Use Linux to build a secure managed gateway

Article Title: Use Linux to build a secure management gateway. Linux is a technology channel of the IT lab in China. Includes basic categories such as desktop applications, Linux system management, kernel research, embedded systems, and open source.

First, install the Gateway system. on the Internet, we have three NICs: The first Nic is eth0 and the IP address is 212.1.1.1. The second Nic is eth1 and the IP address is 192.168.1.1.

Here we use CentOS, a Linux release version of redhat. After the installation is complete, the system comes with a complete firewall system iptables. First, we create a firewall and grant it the execution permission.

# Touch/etc/rc. d/firewall

# Chmod u + x/etc/rc. d/firewall

First, in order to enable the client to access the internet normally, we first write in this file:

#! /Bin/sh

Echo 1>/proc/sys/net/ipv4/ip_forward

Before using iptables, clear the rules of iptables.

Iptables-F

Iptables-t nat-F

Iptables-X

Iptables-t nat-X

Iptables-F-t mangle

Iptables-t mangle? X

To effectively prevent Spoofing Attack, you can add the following statement

If [-e/proc/sys/net/ipv4/tcp_ecn]

Then

Echo 0>/proc/sys/net/ipv4/tcp_ecn

Fi

Next, we will prefabricate the three built-in links of iptables.

Iptables-P OUTPUT ACCEPT

Iptables-P FORWARD ACCEPT

Iptables-a input-I lo-j ACCEPT

Iptables-a input-I eth0-j ACCEPT

PORT = "80, 21"

Iptables-a input-p tcp-m multiport -- dports $ PORT-m state -- state NEW-j ACCEPT

Iptables-a input-m state -- state ESTABLISHED, RELATED-j ACCEPT

Iptables-a input-j MIRROR

Iptables-P INPUT DROP

The preparations in the early stage have been completed. we will implement the corresponding rules for the network management function.

# If the host in the 192.168.1.1/24 segment is disabled, the p2p software is prohibited.

Iptables-a forward-m iprange -- src-range 192.168.1.1-192.168.1.254-m ipp2p -- ipp2p-j DROP

# Shielding access to a specified website

Iptables-a forward-m domain -- name "www.test.com"-j DROP

# Do not use QQ during work hours

Iptables-a forward-m layer7 -- l7proto qq-m time -- timestart 8:00 -- timestop 12:00 -- days Mon, Tue, Wed, Thu, Fri-j DROP

Iptables-a forward-m layer7 -- l7proto qq-m time -- timestart -- timestop -- days Mon, Tue, Wed, Thu, Fri-j DROP

Note that using the layer7 module can prohibit most IM tools on the market.

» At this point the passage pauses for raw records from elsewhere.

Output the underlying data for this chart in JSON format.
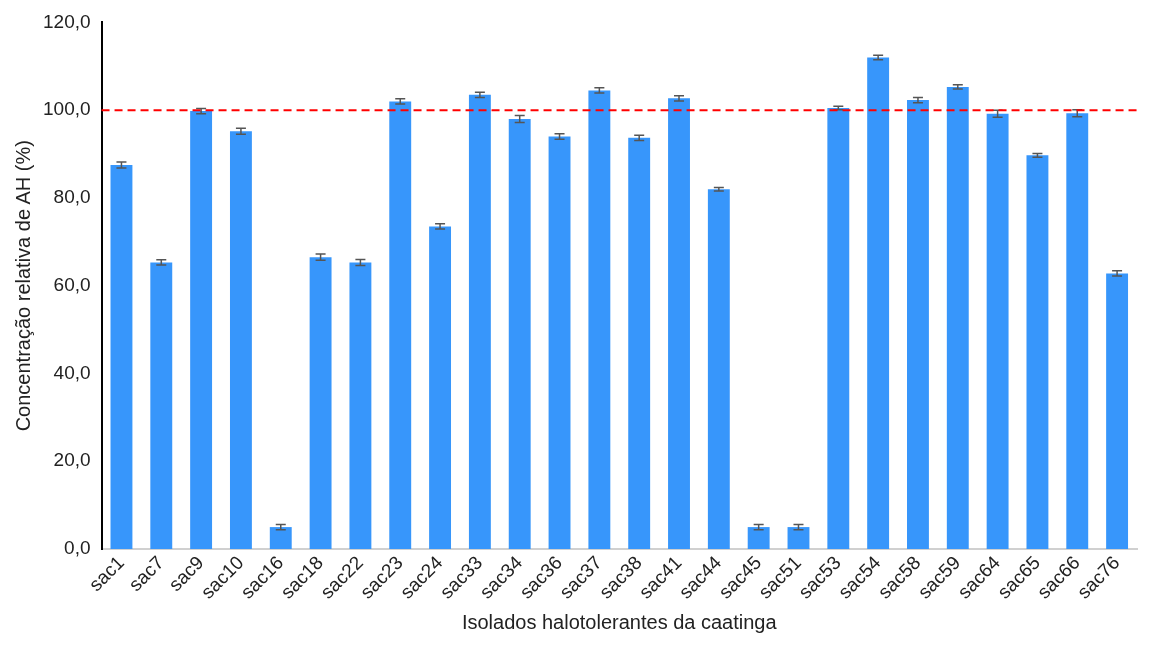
{
  "chart_data": {
    "type": "bar",
    "xlabel": "Isolados halotolerantes da caatinga",
    "ylabel": "Concentração relativa de AH (%)",
    "categories": [
      "sac1",
      "sac7",
      "sac9",
      "sac10",
      "sac16",
      "sac18",
      "sac22",
      "sac23",
      "sac24",
      "sac33",
      "sac34",
      "sac36",
      "sac37",
      "sac38",
      "sac41",
      "sac44",
      "sac45",
      "sac51",
      "sac53",
      "sac54",
      "sac58",
      "sac59",
      "sac64",
      "sac65",
      "sac66",
      "sac76"
    ],
    "values": [
      87.5,
      65.3,
      99.8,
      95.2,
      5.0,
      66.5,
      65.3,
      102.0,
      73.5,
      103.5,
      98.0,
      94.0,
      104.5,
      93.7,
      102.7,
      82.0,
      5.0,
      5.0,
      100.5,
      112.0,
      102.3,
      105.3,
      99.2,
      89.7,
      99.3,
      62.8
    ],
    "errors": [
      0.7,
      0.6,
      0.6,
      0.7,
      0.6,
      0.7,
      0.7,
      0.6,
      0.6,
      0.6,
      0.8,
      0.6,
      0.6,
      0.6,
      0.6,
      0.4,
      0.6,
      0.6,
      0.4,
      0.5,
      0.6,
      0.5,
      0.8,
      0.4,
      0.8,
      0.6
    ],
    "color": "#3796fb",
    "ylim": [
      0,
      120
    ],
    "yticks": [
      {
        "value": 0,
        "label": "0,0"
      },
      {
        "value": 20,
        "label": "20,0"
      },
      {
        "value": 40,
        "label": "40,0"
      },
      {
        "value": 60,
        "label": "60,0"
      },
      {
        "value": 80,
        "label": "80,0"
      },
      {
        "value": 100,
        "label": "100,0"
      },
      {
        "value": 120,
        "label": "120,0"
      }
    ],
    "grid": false,
    "legend": false,
    "ref_lines": [
      {
        "axis": "y",
        "value": 100,
        "color": "#ff0000",
        "line_style": "dashed"
      }
    ]
  }
}
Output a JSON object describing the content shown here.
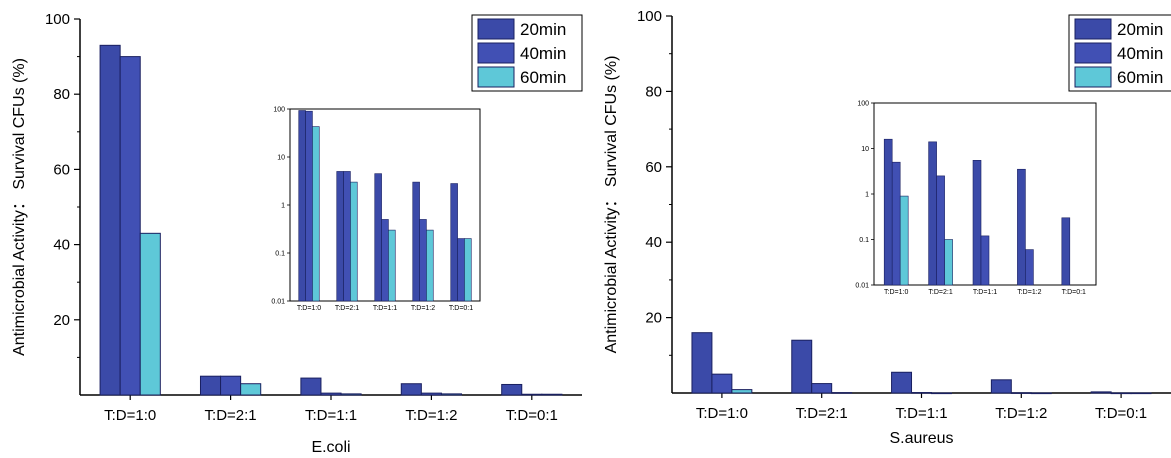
{
  "colors": {
    "20min": "#3b4aa8",
    "40min": "#4150b4",
    "60min": "#5ec8d8"
  },
  "chart_data": [
    {
      "type": "bar",
      "ylabel": "Antimicrobial Activity： Survival CFUs (%)",
      "xlabel": "E.coli",
      "categories": [
        "T:D=1:0",
        "T:D=2:1",
        "T:D=1:1",
        "T:D=1:2",
        "T:D=0:1"
      ],
      "ylim": [
        0,
        100
      ],
      "yticks": [
        20,
        40,
        60,
        80,
        100
      ],
      "legend": "top-right",
      "series": [
        {
          "name": "20min",
          "values": [
            93,
            5,
            4.5,
            3,
            2.8
          ]
        },
        {
          "name": "40min",
          "values": [
            90,
            5,
            0.5,
            0.5,
            0.2
          ]
        },
        {
          "name": "60min",
          "values": [
            43,
            3,
            0.3,
            0.3,
            0.2
          ]
        }
      ],
      "inset": {
        "scale": "log",
        "ylim": [
          0.01,
          100
        ],
        "yticks": [
          "0.01",
          "0.1",
          "1",
          "10",
          "100"
        ],
        "categories": [
          "T:D=1:0",
          "T:D=2:1",
          "T:D=1:1",
          "T:D=1:2",
          "T:D=0:1"
        ]
      }
    },
    {
      "type": "bar",
      "ylabel": "Antimicrobial Activity： Survival CFUs (%)",
      "xlabel": "S.aureus",
      "categories": [
        "T:D=1:0",
        "T:D=2:1",
        "T:D=1:1",
        "T:D=1:2",
        "T:D=0:1"
      ],
      "ylim": [
        0,
        100
      ],
      "yticks": [
        20,
        40,
        60,
        80,
        100
      ],
      "legend": "top-right",
      "series": [
        {
          "name": "20min",
          "values": [
            16,
            14,
            5.5,
            3.5,
            0.3
          ]
        },
        {
          "name": "40min",
          "values": [
            5,
            2.5,
            0.12,
            0.06,
            0
          ]
        },
        {
          "name": "60min",
          "values": [
            0.9,
            0.1,
            0,
            0,
            0
          ]
        }
      ],
      "inset": {
        "scale": "log",
        "ylim": [
          0.01,
          100
        ],
        "yticks": [
          "0.01",
          "0.1",
          "1",
          "10",
          "100"
        ],
        "categories": [
          "T:D=1:0",
          "T:D=2:1",
          "T:D=1:1",
          "T:D=1:2",
          "T:D=0:1"
        ]
      }
    }
  ]
}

# The following rules can be used to find a client in a LAN.

Iptables-I FORWARD-m mac -- mac-source 00: 11: FF-j DROP

Here, 00: 11: FF is the MAC address of the client.

# Ing WEB servers in the intranet to the Internet

Iptables-t nat-a prerouting-p tcp? D 212.1.1.1 -- dport 80-j DNAT -- to 192.168.1.10: 80

According to the above method, it is not difficult to map intranet services such as mail and FTP to the public network.

Furthermore, we work with TC to speed up each client.

Tc qdisc del dev eth0 root 2>/dev/null

Tc qdisc add dev eth0 root handle 2: htb

Tc class add dev eth0 parent 2: classid 2:1 htb rate 1024 kbit

I = 1;

While [$ I-lt 254]

Do

Tc class add dev eth0 parent 2:1 classid $ I htb rate 1024 kbit ceil 1024 kbit burst 15 k

Tc qdisc add dev eth0 parent 2 $ I handle 2 $ I: sfq

Tc filter add dev eth0 parent 2: 0 protocol ip prio 4 u32 match ip dst 192.168.1. $ I flowid 2: 2 $ I

I = 'expr $ I + 1'

Done

From the above script, if the client speed exceeds 1024 kbit, it will be lowered at the 15kbit speed.

To prevent IP address theft in the LAN, you can edit the format below the/etc/ethers file.

IP-addr MAC-addr

After writing, run arp? F. If the IP address does not match the MAC address, the client will not be able to access the Internet, which can effectively prevent ARP attacks.

In this way, a relatively secure server has been set up. Of course, security is a whole. do not change any details, because it may be a security risk.